Rio, Outubro de 1925. Levi Carneiro, presidente. (Boletim da ABE, novembro de 1925, p.23)

As discussões realizadas nas sessões do Conselho Diretor da ABE sobre radiofonia, com a presença de diretores da emissora, são reveladoras, na medida que demonstram a forma como essas duas entidades interagiam. No ano de 1927, os debates sobre o rádio se intensificaram no seio da ABE com Ferdinando Labouriau, Amoroso Costa e Mario de Brito na Presidência e outros sócios efetivos da PRA2 e da ABC no Conselho Diretor, como, por exemplo, Francisco Venancio Filho, Othon Leonardos, Álvaro Ozório de Almeida e Dulcídio Pereira. Nesse período, o mesmo grupo

desenvolvia uma atuação consistente no Partido Democrático do Distrito Federal, intensificando o movimento de reestruturação de nossas instituições políticas e culturais, como nos lembra Carvalho (1998). O rádio era um veículo fundamental a esse processo, que exigia a influência intelectual da elite sobre o povo.

Na reunião de 1º de abril, Dulcídio Pereira, chefe da Seção de Broadcasting da PRA2, e Roquette-Pinto, diretor da PRA2, lançam a proposta de fusão da rádio com a ABE ou um acordo de colaboração , uma vez que a Rádio Sociedade tem por fim a

propagação da arte, da sciencia, tem personalidade jurídica, tem patrimônio e varios compromissos. Fica a idéia de que as instituições poderiam se complementar, pois

tinham perspectivas semelhantes. Como veículo de comunicação, a emissora poderia dispor de várias opções de divulgação da causa educacional e cultural. Venceriam a distância e o isolamento, fazendo tendo amplitude nacional. Fica acertada a constituição de uma comissão para assuntos de radiodifusão composta por Ferdinando Labouriau, Barbosa de Oliveira e Fernando de Magalhães.

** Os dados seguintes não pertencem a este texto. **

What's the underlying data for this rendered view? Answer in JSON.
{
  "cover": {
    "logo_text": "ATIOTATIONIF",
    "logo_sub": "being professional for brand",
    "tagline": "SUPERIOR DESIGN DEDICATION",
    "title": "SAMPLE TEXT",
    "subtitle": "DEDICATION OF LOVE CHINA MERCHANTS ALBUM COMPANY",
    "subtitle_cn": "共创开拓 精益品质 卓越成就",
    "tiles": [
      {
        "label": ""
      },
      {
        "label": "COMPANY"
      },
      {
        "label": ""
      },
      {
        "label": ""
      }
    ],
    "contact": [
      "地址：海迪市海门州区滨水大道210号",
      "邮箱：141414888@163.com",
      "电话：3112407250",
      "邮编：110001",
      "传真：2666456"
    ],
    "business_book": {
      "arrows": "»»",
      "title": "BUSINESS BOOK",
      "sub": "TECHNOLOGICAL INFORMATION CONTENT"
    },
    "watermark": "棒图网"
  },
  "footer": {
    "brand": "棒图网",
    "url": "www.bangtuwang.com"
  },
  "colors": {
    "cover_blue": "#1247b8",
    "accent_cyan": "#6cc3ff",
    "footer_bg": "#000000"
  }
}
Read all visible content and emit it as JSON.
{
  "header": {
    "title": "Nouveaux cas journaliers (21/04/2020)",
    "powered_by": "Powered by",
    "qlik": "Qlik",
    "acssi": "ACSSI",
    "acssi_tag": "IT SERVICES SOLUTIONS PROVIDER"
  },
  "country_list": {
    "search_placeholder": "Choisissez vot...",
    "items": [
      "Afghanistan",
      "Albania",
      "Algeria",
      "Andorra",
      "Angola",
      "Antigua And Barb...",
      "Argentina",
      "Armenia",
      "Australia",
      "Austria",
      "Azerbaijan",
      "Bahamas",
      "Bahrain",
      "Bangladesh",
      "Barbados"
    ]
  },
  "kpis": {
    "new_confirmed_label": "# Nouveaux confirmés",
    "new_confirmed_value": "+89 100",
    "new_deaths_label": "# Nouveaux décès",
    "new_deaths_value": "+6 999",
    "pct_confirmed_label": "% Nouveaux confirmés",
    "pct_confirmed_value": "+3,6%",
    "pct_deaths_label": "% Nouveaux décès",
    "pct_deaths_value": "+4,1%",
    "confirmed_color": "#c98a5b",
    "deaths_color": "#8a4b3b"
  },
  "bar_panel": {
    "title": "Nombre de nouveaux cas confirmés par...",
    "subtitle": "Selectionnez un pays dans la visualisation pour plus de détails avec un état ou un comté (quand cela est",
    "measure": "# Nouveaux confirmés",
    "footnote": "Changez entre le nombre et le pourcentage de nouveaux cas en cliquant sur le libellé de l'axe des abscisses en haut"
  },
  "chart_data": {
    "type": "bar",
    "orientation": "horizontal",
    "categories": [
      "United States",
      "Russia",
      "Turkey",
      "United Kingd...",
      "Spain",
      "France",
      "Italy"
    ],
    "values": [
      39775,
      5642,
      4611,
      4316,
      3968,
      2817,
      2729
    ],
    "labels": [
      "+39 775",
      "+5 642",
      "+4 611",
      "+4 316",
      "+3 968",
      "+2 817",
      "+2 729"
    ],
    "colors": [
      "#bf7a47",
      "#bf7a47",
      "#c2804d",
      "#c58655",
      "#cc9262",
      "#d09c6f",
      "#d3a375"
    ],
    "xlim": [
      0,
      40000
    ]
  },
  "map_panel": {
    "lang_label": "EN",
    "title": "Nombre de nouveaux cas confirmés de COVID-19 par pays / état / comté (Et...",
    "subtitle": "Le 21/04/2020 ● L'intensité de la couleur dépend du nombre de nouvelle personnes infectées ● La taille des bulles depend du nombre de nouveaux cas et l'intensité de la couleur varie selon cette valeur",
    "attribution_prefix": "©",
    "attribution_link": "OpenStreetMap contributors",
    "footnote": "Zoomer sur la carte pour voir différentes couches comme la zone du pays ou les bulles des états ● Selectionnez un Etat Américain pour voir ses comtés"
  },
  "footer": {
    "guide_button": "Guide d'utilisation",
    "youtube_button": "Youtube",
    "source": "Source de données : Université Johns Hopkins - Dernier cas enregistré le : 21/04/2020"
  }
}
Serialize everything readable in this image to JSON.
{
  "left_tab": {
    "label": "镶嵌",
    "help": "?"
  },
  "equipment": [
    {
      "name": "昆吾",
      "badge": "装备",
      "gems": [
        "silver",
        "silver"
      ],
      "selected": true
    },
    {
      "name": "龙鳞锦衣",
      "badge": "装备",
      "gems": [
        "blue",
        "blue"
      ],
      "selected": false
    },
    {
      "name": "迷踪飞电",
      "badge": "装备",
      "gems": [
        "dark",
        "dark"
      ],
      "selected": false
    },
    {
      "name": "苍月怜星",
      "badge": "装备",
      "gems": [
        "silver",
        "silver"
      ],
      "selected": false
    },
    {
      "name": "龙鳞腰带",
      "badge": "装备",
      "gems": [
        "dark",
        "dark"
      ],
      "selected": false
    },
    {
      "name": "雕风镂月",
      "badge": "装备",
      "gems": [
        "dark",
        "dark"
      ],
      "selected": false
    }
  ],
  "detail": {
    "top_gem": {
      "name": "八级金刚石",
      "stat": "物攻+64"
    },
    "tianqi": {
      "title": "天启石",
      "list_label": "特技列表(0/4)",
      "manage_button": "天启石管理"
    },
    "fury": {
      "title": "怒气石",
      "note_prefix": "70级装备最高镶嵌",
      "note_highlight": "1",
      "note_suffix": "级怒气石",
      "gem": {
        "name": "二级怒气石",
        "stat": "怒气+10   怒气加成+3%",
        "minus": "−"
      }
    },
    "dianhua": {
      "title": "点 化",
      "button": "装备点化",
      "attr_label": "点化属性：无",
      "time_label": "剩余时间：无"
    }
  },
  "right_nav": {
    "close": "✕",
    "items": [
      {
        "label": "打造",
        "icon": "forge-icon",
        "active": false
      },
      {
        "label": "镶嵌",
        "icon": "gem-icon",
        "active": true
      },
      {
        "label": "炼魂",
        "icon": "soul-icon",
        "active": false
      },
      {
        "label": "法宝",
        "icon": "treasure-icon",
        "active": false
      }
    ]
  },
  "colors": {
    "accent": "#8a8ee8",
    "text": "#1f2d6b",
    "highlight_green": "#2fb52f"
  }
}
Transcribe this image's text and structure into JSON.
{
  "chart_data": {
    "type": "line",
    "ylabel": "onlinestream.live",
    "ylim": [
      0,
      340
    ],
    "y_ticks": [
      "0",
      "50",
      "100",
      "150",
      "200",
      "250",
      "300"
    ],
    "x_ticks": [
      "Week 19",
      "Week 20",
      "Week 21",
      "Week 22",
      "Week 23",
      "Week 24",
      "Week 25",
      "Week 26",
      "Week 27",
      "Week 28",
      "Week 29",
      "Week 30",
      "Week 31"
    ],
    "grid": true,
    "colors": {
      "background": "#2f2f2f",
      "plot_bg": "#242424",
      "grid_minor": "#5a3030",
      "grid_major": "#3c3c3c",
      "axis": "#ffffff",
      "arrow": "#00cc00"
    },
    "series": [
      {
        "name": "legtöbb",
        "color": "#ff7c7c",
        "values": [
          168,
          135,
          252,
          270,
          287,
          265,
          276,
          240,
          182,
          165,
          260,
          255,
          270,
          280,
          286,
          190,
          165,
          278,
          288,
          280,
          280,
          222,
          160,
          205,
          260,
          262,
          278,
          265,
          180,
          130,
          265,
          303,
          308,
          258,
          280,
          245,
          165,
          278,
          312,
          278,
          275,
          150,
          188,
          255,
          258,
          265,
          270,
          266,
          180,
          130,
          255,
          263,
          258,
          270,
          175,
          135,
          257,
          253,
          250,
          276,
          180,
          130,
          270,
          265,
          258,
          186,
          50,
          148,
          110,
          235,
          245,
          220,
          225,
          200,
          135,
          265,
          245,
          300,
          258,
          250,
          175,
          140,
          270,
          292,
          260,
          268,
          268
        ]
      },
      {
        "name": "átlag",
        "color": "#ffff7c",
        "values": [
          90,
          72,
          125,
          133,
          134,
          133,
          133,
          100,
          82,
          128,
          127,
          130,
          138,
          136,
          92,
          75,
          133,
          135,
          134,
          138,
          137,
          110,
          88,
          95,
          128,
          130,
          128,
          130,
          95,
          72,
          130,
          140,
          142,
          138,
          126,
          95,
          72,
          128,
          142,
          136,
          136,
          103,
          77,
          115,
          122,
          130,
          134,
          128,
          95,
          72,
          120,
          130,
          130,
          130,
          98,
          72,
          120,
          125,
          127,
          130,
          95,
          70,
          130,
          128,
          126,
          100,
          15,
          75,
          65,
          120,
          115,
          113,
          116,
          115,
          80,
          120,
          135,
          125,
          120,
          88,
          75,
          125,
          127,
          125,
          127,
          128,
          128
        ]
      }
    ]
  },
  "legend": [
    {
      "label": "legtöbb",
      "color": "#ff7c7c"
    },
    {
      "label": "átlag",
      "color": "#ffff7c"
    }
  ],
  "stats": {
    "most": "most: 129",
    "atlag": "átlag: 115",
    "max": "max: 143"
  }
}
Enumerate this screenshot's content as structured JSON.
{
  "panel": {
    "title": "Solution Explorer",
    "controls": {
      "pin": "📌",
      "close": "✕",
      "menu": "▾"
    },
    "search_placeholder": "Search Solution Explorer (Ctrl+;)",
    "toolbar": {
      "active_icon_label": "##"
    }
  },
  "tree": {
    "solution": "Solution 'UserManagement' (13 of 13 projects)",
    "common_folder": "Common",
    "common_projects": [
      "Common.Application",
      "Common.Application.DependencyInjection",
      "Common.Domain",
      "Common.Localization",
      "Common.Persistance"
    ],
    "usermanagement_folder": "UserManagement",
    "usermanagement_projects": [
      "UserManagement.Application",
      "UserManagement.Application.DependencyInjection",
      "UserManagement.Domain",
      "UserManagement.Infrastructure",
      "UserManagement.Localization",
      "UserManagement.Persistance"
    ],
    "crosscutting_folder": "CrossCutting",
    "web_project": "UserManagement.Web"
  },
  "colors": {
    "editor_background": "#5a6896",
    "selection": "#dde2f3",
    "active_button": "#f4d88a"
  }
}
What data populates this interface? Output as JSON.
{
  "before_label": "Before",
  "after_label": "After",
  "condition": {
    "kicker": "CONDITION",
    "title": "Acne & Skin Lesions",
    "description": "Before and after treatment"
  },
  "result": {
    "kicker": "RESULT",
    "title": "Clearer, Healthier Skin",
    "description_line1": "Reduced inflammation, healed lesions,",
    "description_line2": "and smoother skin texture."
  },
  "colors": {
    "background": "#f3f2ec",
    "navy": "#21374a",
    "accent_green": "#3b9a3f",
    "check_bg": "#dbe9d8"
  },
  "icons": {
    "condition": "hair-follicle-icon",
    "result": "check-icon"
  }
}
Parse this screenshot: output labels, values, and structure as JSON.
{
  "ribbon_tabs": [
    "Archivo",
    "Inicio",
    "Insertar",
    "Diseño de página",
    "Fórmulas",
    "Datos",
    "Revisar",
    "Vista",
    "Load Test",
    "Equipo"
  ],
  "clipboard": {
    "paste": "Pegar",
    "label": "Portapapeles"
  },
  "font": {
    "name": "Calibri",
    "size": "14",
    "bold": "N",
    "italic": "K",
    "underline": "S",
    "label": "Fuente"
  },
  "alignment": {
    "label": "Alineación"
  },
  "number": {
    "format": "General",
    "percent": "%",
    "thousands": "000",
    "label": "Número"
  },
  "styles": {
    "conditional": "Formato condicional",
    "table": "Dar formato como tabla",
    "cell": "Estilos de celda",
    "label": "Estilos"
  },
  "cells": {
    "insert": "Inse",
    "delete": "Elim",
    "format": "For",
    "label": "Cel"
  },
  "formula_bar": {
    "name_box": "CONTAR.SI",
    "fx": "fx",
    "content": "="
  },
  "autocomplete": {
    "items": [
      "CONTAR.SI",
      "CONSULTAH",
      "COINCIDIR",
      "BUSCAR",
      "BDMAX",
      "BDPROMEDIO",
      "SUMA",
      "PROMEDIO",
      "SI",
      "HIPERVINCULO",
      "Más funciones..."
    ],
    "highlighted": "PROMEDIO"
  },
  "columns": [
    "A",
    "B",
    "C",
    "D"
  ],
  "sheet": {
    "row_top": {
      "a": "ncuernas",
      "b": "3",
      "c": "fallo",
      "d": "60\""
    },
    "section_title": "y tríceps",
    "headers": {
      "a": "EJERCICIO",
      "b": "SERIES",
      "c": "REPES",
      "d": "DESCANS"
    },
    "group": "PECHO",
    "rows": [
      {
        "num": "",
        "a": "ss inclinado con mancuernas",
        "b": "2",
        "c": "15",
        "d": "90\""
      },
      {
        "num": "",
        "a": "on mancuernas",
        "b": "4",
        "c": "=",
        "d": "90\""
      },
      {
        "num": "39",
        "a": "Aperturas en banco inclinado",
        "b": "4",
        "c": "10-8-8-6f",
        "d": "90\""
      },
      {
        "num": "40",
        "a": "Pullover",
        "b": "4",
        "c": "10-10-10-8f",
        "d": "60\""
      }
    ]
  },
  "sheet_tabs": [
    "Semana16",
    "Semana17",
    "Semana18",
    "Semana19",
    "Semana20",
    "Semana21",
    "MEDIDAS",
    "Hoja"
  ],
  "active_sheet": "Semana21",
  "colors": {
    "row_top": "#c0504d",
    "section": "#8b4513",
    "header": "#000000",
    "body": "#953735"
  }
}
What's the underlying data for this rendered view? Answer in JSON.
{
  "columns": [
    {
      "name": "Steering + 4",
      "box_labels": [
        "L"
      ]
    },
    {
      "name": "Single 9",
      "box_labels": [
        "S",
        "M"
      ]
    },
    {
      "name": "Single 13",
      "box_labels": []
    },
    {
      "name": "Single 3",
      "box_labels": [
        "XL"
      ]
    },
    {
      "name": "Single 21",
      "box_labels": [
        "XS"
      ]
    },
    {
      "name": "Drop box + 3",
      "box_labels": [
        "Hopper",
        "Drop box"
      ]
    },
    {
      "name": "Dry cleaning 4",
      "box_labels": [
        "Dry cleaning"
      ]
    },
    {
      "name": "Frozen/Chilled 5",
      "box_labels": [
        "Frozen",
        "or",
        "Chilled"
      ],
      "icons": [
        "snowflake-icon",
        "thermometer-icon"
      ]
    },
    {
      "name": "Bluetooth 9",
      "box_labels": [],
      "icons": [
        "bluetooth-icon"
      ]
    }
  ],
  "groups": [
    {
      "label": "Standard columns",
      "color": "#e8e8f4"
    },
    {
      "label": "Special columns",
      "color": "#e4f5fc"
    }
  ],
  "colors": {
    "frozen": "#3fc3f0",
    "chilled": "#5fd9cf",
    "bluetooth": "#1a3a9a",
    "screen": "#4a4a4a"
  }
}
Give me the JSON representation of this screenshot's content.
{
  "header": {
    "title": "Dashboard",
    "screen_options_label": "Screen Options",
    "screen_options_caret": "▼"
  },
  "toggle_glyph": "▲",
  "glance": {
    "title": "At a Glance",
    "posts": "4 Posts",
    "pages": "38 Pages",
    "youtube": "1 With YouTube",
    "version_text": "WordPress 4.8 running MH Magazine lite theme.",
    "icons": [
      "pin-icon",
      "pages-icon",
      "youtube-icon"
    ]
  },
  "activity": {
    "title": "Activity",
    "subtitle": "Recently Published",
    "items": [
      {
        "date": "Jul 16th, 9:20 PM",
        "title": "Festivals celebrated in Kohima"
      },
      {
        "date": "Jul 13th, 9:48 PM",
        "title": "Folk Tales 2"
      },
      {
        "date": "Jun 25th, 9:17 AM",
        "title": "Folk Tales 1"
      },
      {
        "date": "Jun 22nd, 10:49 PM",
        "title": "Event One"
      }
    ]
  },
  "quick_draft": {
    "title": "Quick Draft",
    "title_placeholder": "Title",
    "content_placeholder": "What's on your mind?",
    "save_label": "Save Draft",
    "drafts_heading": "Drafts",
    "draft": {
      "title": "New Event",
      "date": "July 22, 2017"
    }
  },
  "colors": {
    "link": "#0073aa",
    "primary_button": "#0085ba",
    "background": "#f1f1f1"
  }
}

Na semana seguinte, maiores detalhes da proposta de fusão seriam expostos: a ABE criaria uma seção de Radiocultura, que seria entregue a Radio Sociedade. Por sua vez, a PRA2 daria uma subvenção à ABE como forma de financiar o rádio educativo. Álvaro Ozório de Almeida assumiu a Presidência da Seção de Radiocultura da ABE.

Em uma das primeiras ações da seção de Radiocultura, define-se a opção pela transmissão das palestras científicas promovidas pela Seção de Ensino Technico e Superior. Em julho, a seção lança o programa Pilulas scientíficas, sob a responsabilidade de Ferdinando Labouriau e com o propósito de vulgarização científica. Em linhas gerais, a proposta de integração entre a PRA2 e a ABE indica o ideal compartilhado pelas duas associações: a reorganização da sociedade em torno da cultura e da ciência.